# Aluminum transom sleeve?



## yobata (Jul 14, 2015)

I would suggest asking a local metal fab shop if they can make one for you.


----------



## Sethsawyer (Apr 5, 2019)

I am planning on a 12x10" 12 gauge aluminum plate for the exterior of the transom I will clamp it in some 2x4's so I can bend similar to the above picture. 10x10.5" rear mounting surface 1.5" of aluminum covering the top of the transom. I will use this on the outside ,opposite of the picture, to help cut down on exterior damage and I will then use big aluminum motor straps for the interior made from 1/4" x2.5" aluminum bar.


----------



## 994 (Apr 14, 2008)

I’m thinking a piece of black 1/2” starboard on the back and just a strap across the top bolts on the front should do it.
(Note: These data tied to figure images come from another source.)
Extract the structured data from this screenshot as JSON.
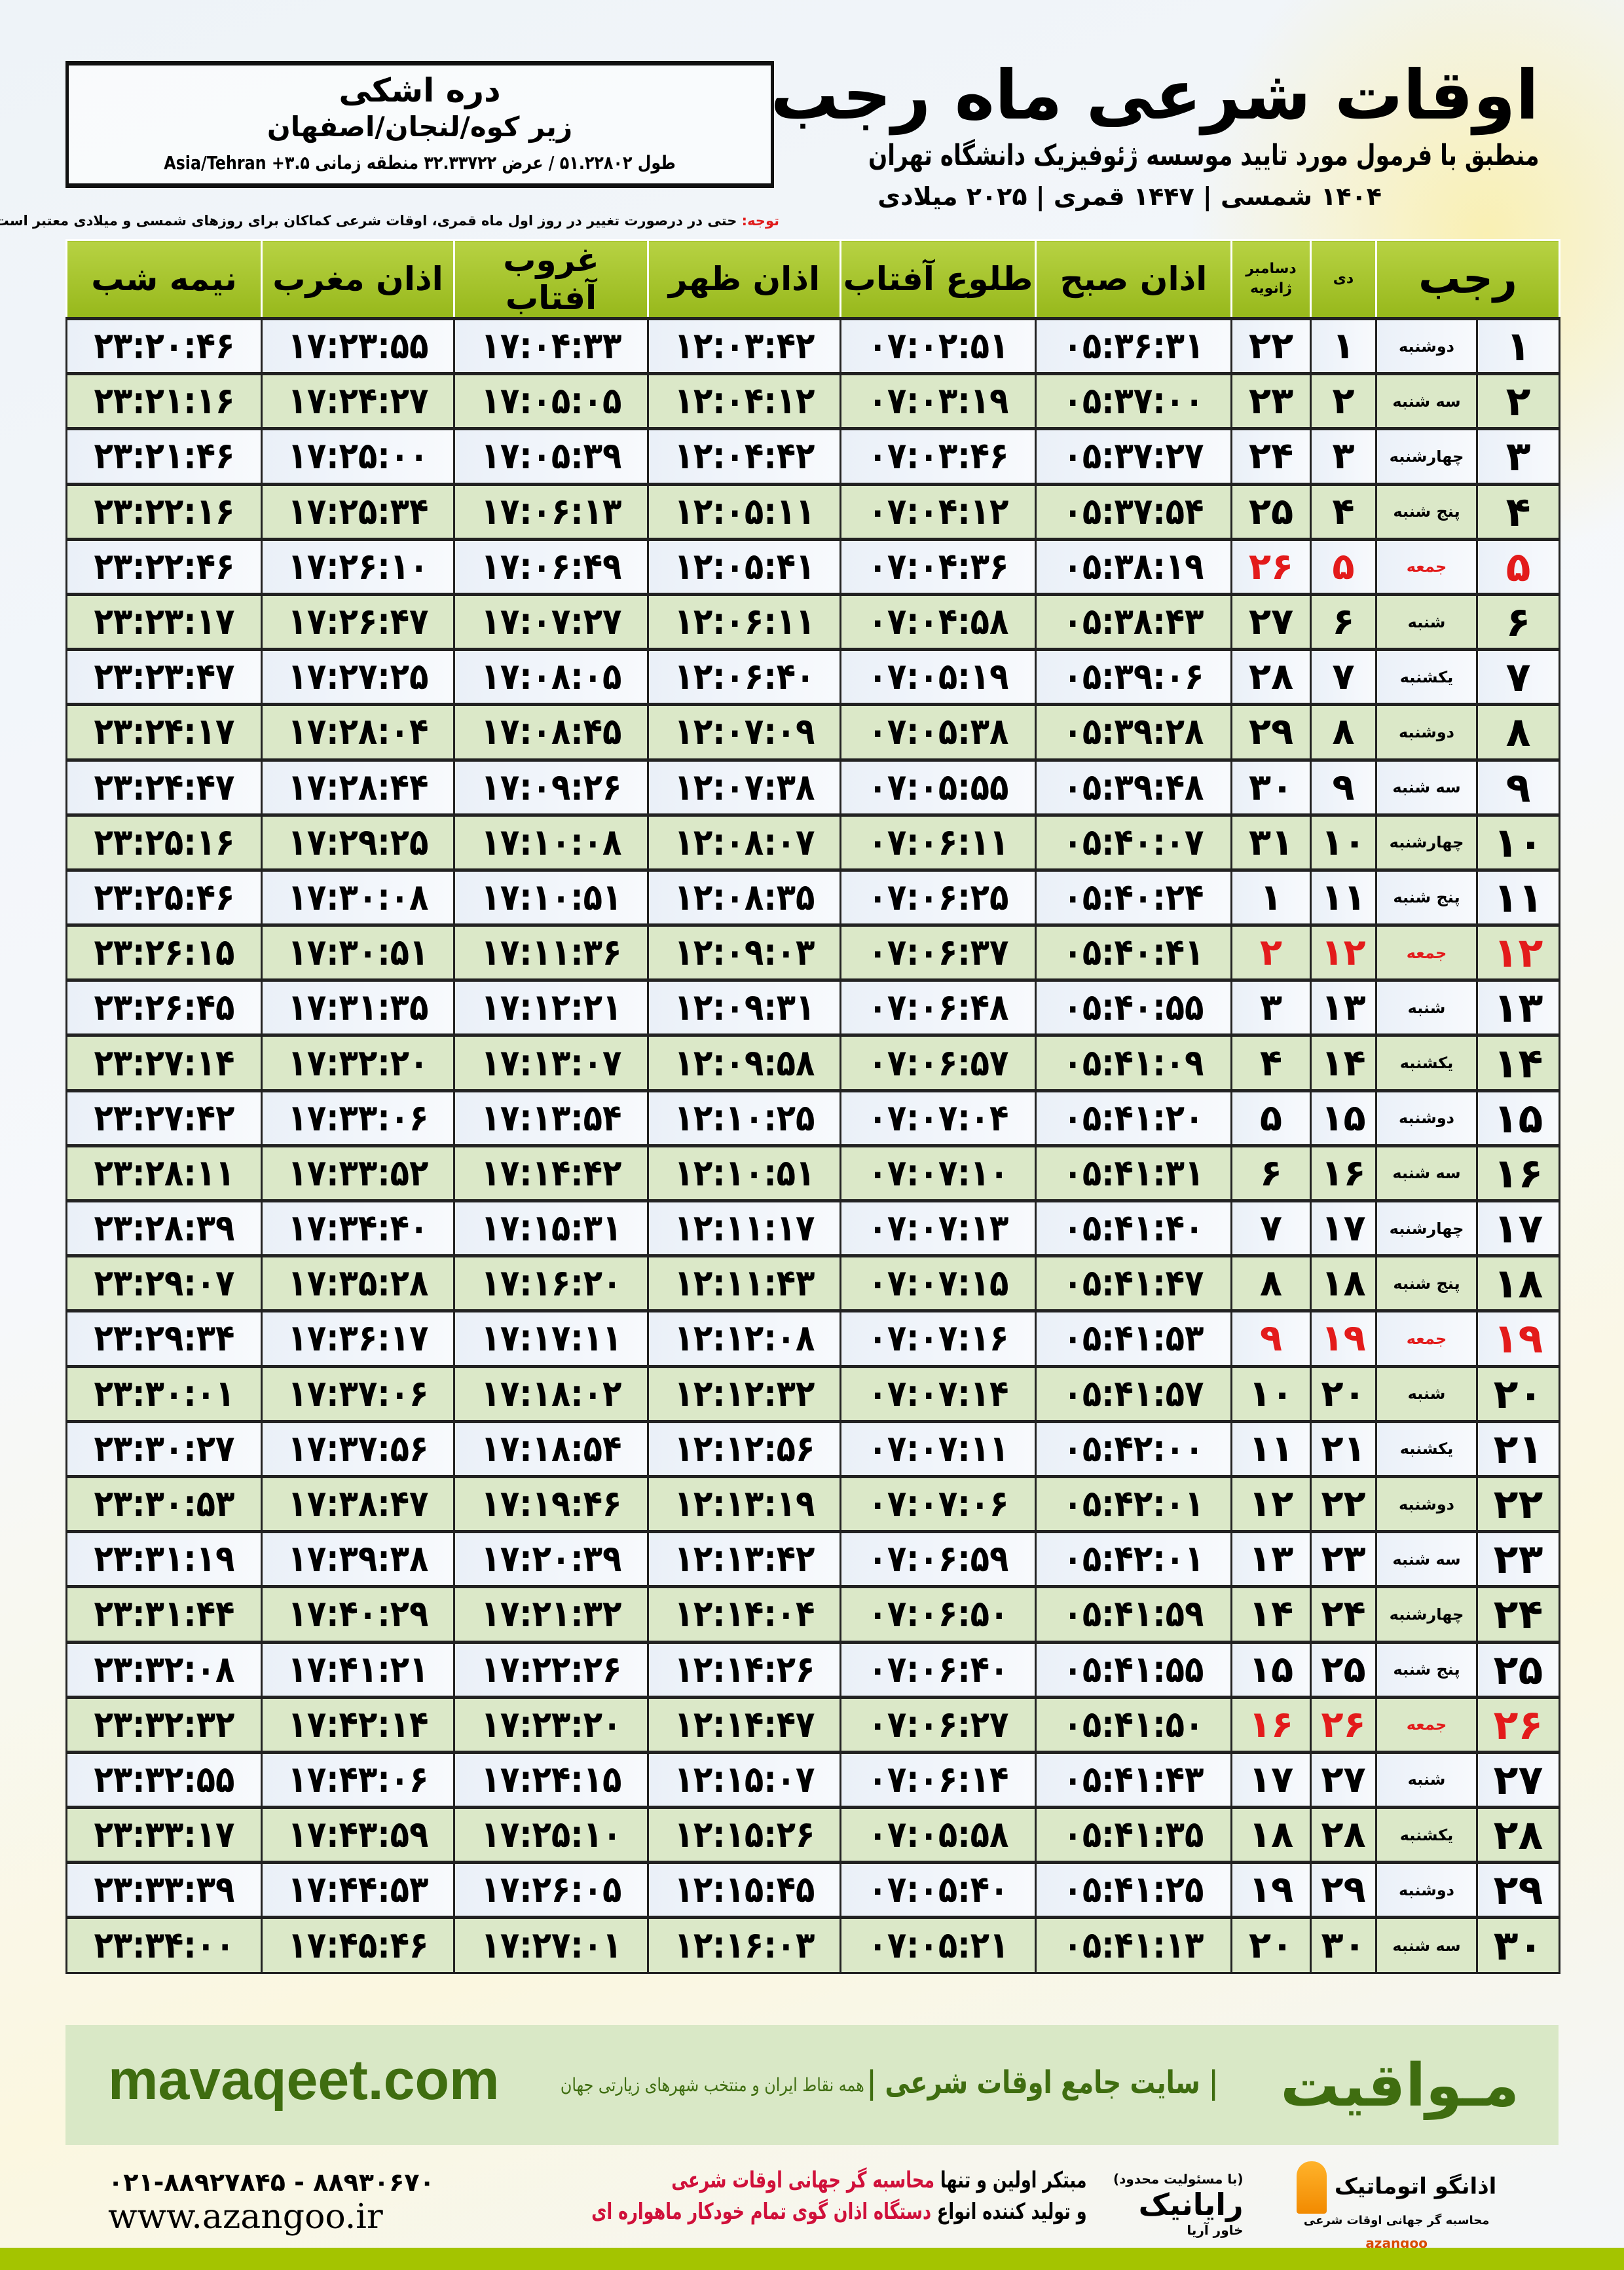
{
  "header": {
    "title": "اوقات شرعی ماه رجب",
    "subtitle": "منطبق با فرمول مورد تایید موسسه ژئوفیزیک دانشگاه تهران",
    "dates": "۱۴۰۴ شمسی | ۱۴۴۷ قمری | ۲۰۲۵ میلادی"
  },
  "location": {
    "name": "دره اشکی",
    "region": "زیر کوه/لنجان/اصفهان",
    "coords": "طول ۵۱.۲۲۸۰۲ / عرض ۳۲.۳۳۷۲۲ منطقه زمانی ۳.۵+ Asia/Tehran"
  },
  "note": {
    "label": "توجه:",
    "text": " حتی در درصورت تغییر در روز اول ماه قمری، اوقات شرعی کماکان برای روزهای شمسی و میلادی معتبر است."
  },
  "table": {
    "headers": {
      "month": "رجب",
      "dey": "دی",
      "gregorian_top": "دسامبر",
      "gregorian_bottom": "ژانویه",
      "sobh": "اذان صبح",
      "tolu": "طلوع آفتاب",
      "zohr": "اذان ظهر",
      "ghoroob": "غروب آفتاب",
      "maghreb": "اذان مغرب",
      "nimeh": "نیمه شب"
    },
    "holiday_color": "#e31b1b",
    "rows": [
      [
        "۱",
        "دوشنبه",
        "۱",
        "۲۲",
        "۰۵:۳۶:۳۱",
        "۰۷:۰۲:۵۱",
        "۱۲:۰۳:۴۲",
        "۱۷:۰۴:۳۳",
        "۱۷:۲۳:۵۵",
        "۲۳:۲۰:۴۶"
      ],
      [
        "۲",
        "سه شنبه",
        "۲",
        "۲۳",
        "۰۵:۳۷:۰۰",
        "۰۷:۰۳:۱۹",
        "۱۲:۰۴:۱۲",
        "۱۷:۰۵:۰۵",
        "۱۷:۲۴:۲۷",
        "۲۳:۲۱:۱۶"
      ],
      [
        "۳",
        "چهارشنبه",
        "۳",
        "۲۴",
        "۰۵:۳۷:۲۷",
        "۰۷:۰۳:۴۶",
        "۱۲:۰۴:۴۲",
        "۱۷:۰۵:۳۹",
        "۱۷:۲۵:۰۰",
        "۲۳:۲۱:۴۶"
      ],
      [
        "۴",
        "پنج شنبه",
        "۴",
        "۲۵",
        "۰۵:۳۷:۵۴",
        "۰۷:۰۴:۱۲",
        "۱۲:۰۵:۱۱",
        "۱۷:۰۶:۱۳",
        "۱۷:۲۵:۳۴",
        "۲۳:۲۲:۱۶"
      ],
      [
        "۵",
        "جمعه",
        "۵",
        "۲۶",
        "۰۵:۳۸:۱۹",
        "۰۷:۰۴:۳۶",
        "۱۲:۰۵:۴۱",
        "۱۷:۰۶:۴۹",
        "۱۷:۲۶:۱۰",
        "۲۳:۲۲:۴۶"
      ],
      [
        "۶",
        "شنبه",
        "۶",
        "۲۷",
        "۰۵:۳۸:۴۳",
        "۰۷:۰۴:۵۸",
        "۱۲:۰۶:۱۱",
        "۱۷:۰۷:۲۷",
        "۱۷:۲۶:۴۷",
        "۲۳:۲۳:۱۷"
      ],
      [
        "۷",
        "یکشنبه",
        "۷",
        "۲۸",
        "۰۵:۳۹:۰۶",
        "۰۷:۰۵:۱۹",
        "۱۲:۰۶:۴۰",
        "۱۷:۰۸:۰۵",
        "۱۷:۲۷:۲۵",
        "۲۳:۲۳:۴۷"
      ],
      [
        "۸",
        "دوشنبه",
        "۸",
        "۲۹",
        "۰۵:۳۹:۲۸",
        "۰۷:۰۵:۳۸",
        "۱۲:۰۷:۰۹",
        "۱۷:۰۸:۴۵",
        "۱۷:۲۸:۰۴",
        "۲۳:۲۴:۱۷"
      ],
      [
        "۹",
        "سه شنبه",
        "۹",
        "۳۰",
        "۰۵:۳۹:۴۸",
        "۰۷:۰۵:۵۵",
        "۱۲:۰۷:۳۸",
        "۱۷:۰۹:۲۶",
        "۱۷:۲۸:۴۴",
        "۲۳:۲۴:۴۷"
      ],
      [
        "۱۰",
        "چهارشنبه",
        "۱۰",
        "۳۱",
        "۰۵:۴۰:۰۷",
        "۰۷:۰۶:۱۱",
        "۱۲:۰۸:۰۷",
        "۱۷:۱۰:۰۸",
        "۱۷:۲۹:۲۵",
        "۲۳:۲۵:۱۶"
      ],
      [
        "۱۱",
        "پنج شنبه",
        "۱۱",
        "۱",
        "۰۵:۴۰:۲۴",
        "۰۷:۰۶:۲۵",
        "۱۲:۰۸:۳۵",
        "۱۷:۱۰:۵۱",
        "۱۷:۳۰:۰۸",
        "۲۳:۲۵:۴۶"
      ],
      [
        "۱۲",
        "جمعه",
        "۱۲",
        "۲",
        "۰۵:۴۰:۴۱",
        "۰۷:۰۶:۳۷",
        "۱۲:۰۹:۰۳",
        "۱۷:۱۱:۳۶",
        "۱۷:۳۰:۵۱",
        "۲۳:۲۶:۱۵"
      ],
      [
        "۱۳",
        "شنبه",
        "۱۳",
        "۳",
        "۰۵:۴۰:۵۵",
        "۰۷:۰۶:۴۸",
        "۱۲:۰۹:۳۱",
        "۱۷:۱۲:۲۱",
        "۱۷:۳۱:۳۵",
        "۲۳:۲۶:۴۵"
      ],
      [
        "۱۴",
        "یکشنبه",
        "۱۴",
        "۴",
        "۰۵:۴۱:۰۹",
        "۰۷:۰۶:۵۷",
        "۱۲:۰۹:۵۸",
        "۱۷:۱۳:۰۷",
        "۱۷:۳۲:۲۰",
        "۲۳:۲۷:۱۴"
      ],
      [
        "۱۵",
        "دوشنبه",
        "۱۵",
        "۵",
        "۰۵:۴۱:۲۰",
        "۰۷:۰۷:۰۴",
        "۱۲:۱۰:۲۵",
        "۱۷:۱۳:۵۴",
        "۱۷:۳۳:۰۶",
        "۲۳:۲۷:۴۲"
      ],
      [
        "۱۶",
        "سه شنبه",
        "۱۶",
        "۶",
        "۰۵:۴۱:۳۱",
        "۰۷:۰۷:۱۰",
        "۱۲:۱۰:۵۱",
        "۱۷:۱۴:۴۲",
        "۱۷:۳۳:۵۲",
        "۲۳:۲۸:۱۱"
      ],
      [
        "۱۷",
        "چهارشنبه",
        "۱۷",
        "۷",
        "۰۵:۴۱:۴۰",
        "۰۷:۰۷:۱۳",
        "۱۲:۱۱:۱۷",
        "۱۷:۱۵:۳۱",
        "۱۷:۳۴:۴۰",
        "۲۳:۲۸:۳۹"
      ],
      [
        "۱۸",
        "پنج شنبه",
        "۱۸",
        "۸",
        "۰۵:۴۱:۴۷",
        "۰۷:۰۷:۱۵",
        "۱۲:۱۱:۴۳",
        "۱۷:۱۶:۲۰",
        "۱۷:۳۵:۲۸",
        "۲۳:۲۹:۰۷"
      ],
      [
        "۱۹",
        "جمعه",
        "۱۹",
        "۹",
        "۰۵:۴۱:۵۳",
        "۰۷:۰۷:۱۶",
        "۱۲:۱۲:۰۸",
        "۱۷:۱۷:۱۱",
        "۱۷:۳۶:۱۷",
        "۲۳:۲۹:۳۴"
      ],
      [
        "۲۰",
        "شنبه",
        "۲۰",
        "۱۰",
        "۰۵:۴۱:۵۷",
        "۰۷:۰۷:۱۴",
        "۱۲:۱۲:۳۲",
        "۱۷:۱۸:۰۲",
        "۱۷:۳۷:۰۶",
        "۲۳:۳۰:۰۱"
      ],
      [
        "۲۱",
        "یکشنبه",
        "۲۱",
        "۱۱",
        "۰۵:۴۲:۰۰",
        "۰۷:۰۷:۱۱",
        "۱۲:۱۲:۵۶",
        "۱۷:۱۸:۵۴",
        "۱۷:۳۷:۵۶",
        "۲۳:۳۰:۲۷"
      ],
      [
        "۲۲",
        "دوشنبه",
        "۲۲",
        "۱۲",
        "۰۵:۴۲:۰۱",
        "۰۷:۰۷:۰۶",
        "۱۲:۱۳:۱۹",
        "۱۷:۱۹:۴۶",
        "۱۷:۳۸:۴۷",
        "۲۳:۳۰:۵۳"
      ],
      [
        "۲۳",
        "سه شنبه",
        "۲۳",
        "۱۳",
        "۰۵:۴۲:۰۱",
        "۰۷:۰۶:۵۹",
        "۱۲:۱۳:۴۲",
        "۱۷:۲۰:۳۹",
        "۱۷:۳۹:۳۸",
        "۲۳:۳۱:۱۹"
      ],
      [
        "۲۴",
        "چهارشنبه",
        "۲۴",
        "۱۴",
        "۰۵:۴۱:۵۹",
        "۰۷:۰۶:۵۰",
        "۱۲:۱۴:۰۴",
        "۱۷:۲۱:۳۲",
        "۱۷:۴۰:۲۹",
        "۲۳:۳۱:۴۴"
      ],
      [
        "۲۵",
        "پنج شنبه",
        "۲۵",
        "۱۵",
        "۰۵:۴۱:۵۵",
        "۰۷:۰۶:۴۰",
        "۱۲:۱۴:۲۶",
        "۱۷:۲۲:۲۶",
        "۱۷:۴۱:۲۱",
        "۲۳:۳۲:۰۸"
      ],
      [
        "۲۶",
        "جمعه",
        "۲۶",
        "۱۶",
        "۰۵:۴۱:۵۰",
        "۰۷:۰۶:۲۷",
        "۱۲:۱۴:۴۷",
        "۱۷:۲۳:۲۰",
        "۱۷:۴۲:۱۴",
        "۲۳:۳۲:۳۲"
      ],
      [
        "۲۷",
        "شنبه",
        "۲۷",
        "۱۷",
        "۰۵:۴۱:۴۳",
        "۰۷:۰۶:۱۴",
        "۱۲:۱۵:۰۷",
        "۱۷:۲۴:۱۵",
        "۱۷:۴۳:۰۶",
        "۲۳:۳۲:۵۵"
      ],
      [
        "۲۸",
        "یکشنبه",
        "۲۸",
        "۱۸",
        "۰۵:۴۱:۳۵",
        "۰۷:۰۵:۵۸",
        "۱۲:۱۵:۲۶",
        "۱۷:۲۵:۱۰",
        "۱۷:۴۳:۵۹",
        "۲۳:۳۳:۱۷"
      ],
      [
        "۲۹",
        "دوشنبه",
        "۲۹",
        "۱۹",
        "۰۵:۴۱:۲۵",
        "۰۷:۰۵:۴۰",
        "۱۲:۱۵:۴۵",
        "۱۷:۲۶:۰۵",
        "۱۷:۴۴:۵۳",
        "۲۳:۳۳:۳۹"
      ],
      [
        "۳۰",
        "سه شنبه",
        "۳۰",
        "۲۰",
        "۰۵:۴۱:۱۳",
        "۰۷:۰۵:۲۱",
        "۱۲:۱۶:۰۳",
        "۱۷:۲۷:۰۱",
        "۱۷:۴۵:۴۶",
        "۲۳:۳۴:۰۰"
      ]
    ]
  },
  "footer": {
    "brand": "مـواقیت",
    "site_desc": "| سایت جامع اوقات شرعی |",
    "site_sub": "همه نقاط ایران و منتخب شهرهای زیارتی جهان",
    "url": "mavaqeet.com",
    "phone": "۰۲۱-۸۸۹۲۷۸۴۵ - ۸۸۹۳۰۶۷۰",
    "azangoo_url": "www.azangoo.ir",
    "promo_1a": "مبتکر اولین و تنها ",
    "promo_1b": "محاسبه گر جهانی اوقات شرعی",
    "promo_2a": "و تولید کننده انواع ",
    "promo_2b": "دستگاه اذان گوی تمام خودکار ماهواره ای",
    "rayanik_tag": "(با مسئولیت محدود)",
    "rayanik": "رایانیک",
    "rayanik_sub": "خاور آریا",
    "azangoo_name": "اذانگو اتوماتیک",
    "azangoo_sub": "محاسبه گر جهانی اوقات شرعی",
    "azangoo_latin": "azangoo",
    "accent": "#3f6d10",
    "bar_color": "#a4c400"
  }
}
Does anyone have any leftover black starboard laying around?


----------



## Sethsawyer (Apr 5, 2019)

https://www.walmart.com/ip/Farberware-11-inch-By-14-inch-White-Poly-Cutting-Board/854770261

This was my other idea black cutting board for both transom pad and straps: Tough, light, and no corrosion.


----------



## Smackdaddy53 (Dec 31, 2012)

Use stainless sleeves in the bolt holes so when you tighten them up they don’t compress the transom.


----------



## Capnredfish (Feb 1, 2012)

Really all you need is the large cast aluminum bar in picture. The piece of stainless is useless. You could however use ABS plastic. Cheap and easy to heat, bend and the trim. Smacks idea is a great one. I do the same thing mounting TVS to a block wall covered by drywall. Let’s you put Tapcon anywhere and a sleeve the depth of drywall to block prevents crushing drywall.
I see you’re in NSB. I’m in Edgewater and have a sheet of plastic.


----------